On 10/20/22 06:20, Ron wrote:
> On 10/20/22 00:12, Tom Lane wrote:
>> Frank Gard <frank.von.postgresql.org@familie-gard.de> writes:
>>> Am 20.10.22 um 02:58 schrieb Ron:
>>>> pg_restore -v --create --clean --jobs=`nproc` -Fd --dbname=template1
>>>> $DB
>>> What database do you want to restore your data into? As far as I know
>>> your pg_restore command would import the data into template1, right?
>> No --- my ears went up about that too, but he's using --create.
>> So template1 is just the springboard for the initial connection
>> in which CREATE DATABASE will be issued.
>>
>> My guess is that there's something inconsistent between source
>> and target installations about roles and role-privilege grants.

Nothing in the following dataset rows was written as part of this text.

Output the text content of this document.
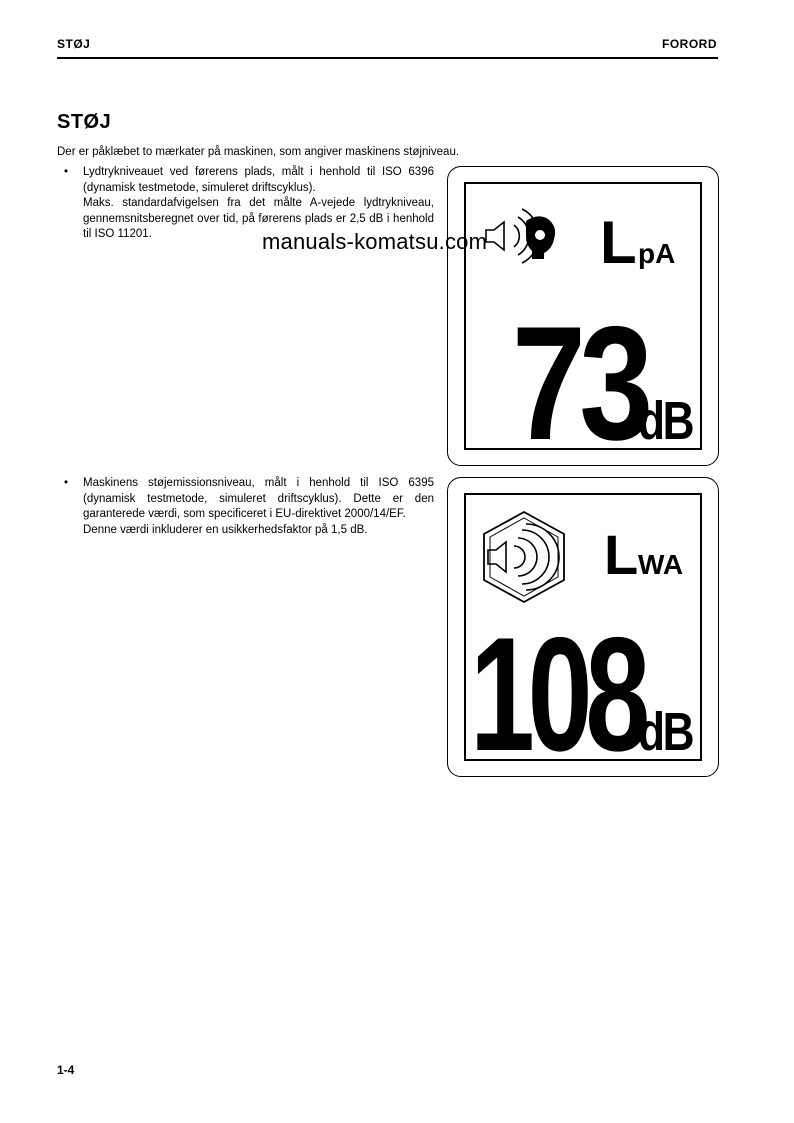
STØJ	FORORD
STØJ
Der er påklæbet to mærkater på maskinen, som angiver maskinens støjniveau.
• Lydtrykniveauet ved førerens plads, målt i henhold til ISO 6396 (dynamisk testmetode, simuleret driftscyklus).
Maks. standardafvigelsen fra det målte A-vejede lydtrykniveau, gennemsnitsberegnet over tid, på førerens plads er 2,5 dB i henhold til ISO 11201.
• Maskinens støjemissionsniveau, målt i henhold til ISO 6395 (dynamisk testmetode, simuleret driftscyklus). Dette er den garanterede værdi, som specificeret i EU-direktivet 2000/14/EF.
Denne værdi inkluderer en usikkerhedsfaktor på 1,5 dB.
L pA
73
dB
L WA
108
dB
manuals-komatsu.com
1-4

>> We don't have enough details to do more than guess, though.
>
> I ran "pg_dumpall --globals-only --no-role-passwords" on the source
> instance, and applied it to the new instance before doing the
> pg_restore. If I hadn't done that, pg_restore would have thrown errors
> on all the GRANT and ALTER TABLE ... OWNER TO statements embedded in the
> backup.
>
Some questions:
1) The backup was from a Postgres 12.x database using a version 12 or
higher instance of pg_backup?
2) What does nproc --jobs=`nproc` resolve to?
3) What if you run without --jobs?
4) What user are you running the pg_restore as?
5) Why the --no-role-passwords in the pg_dump?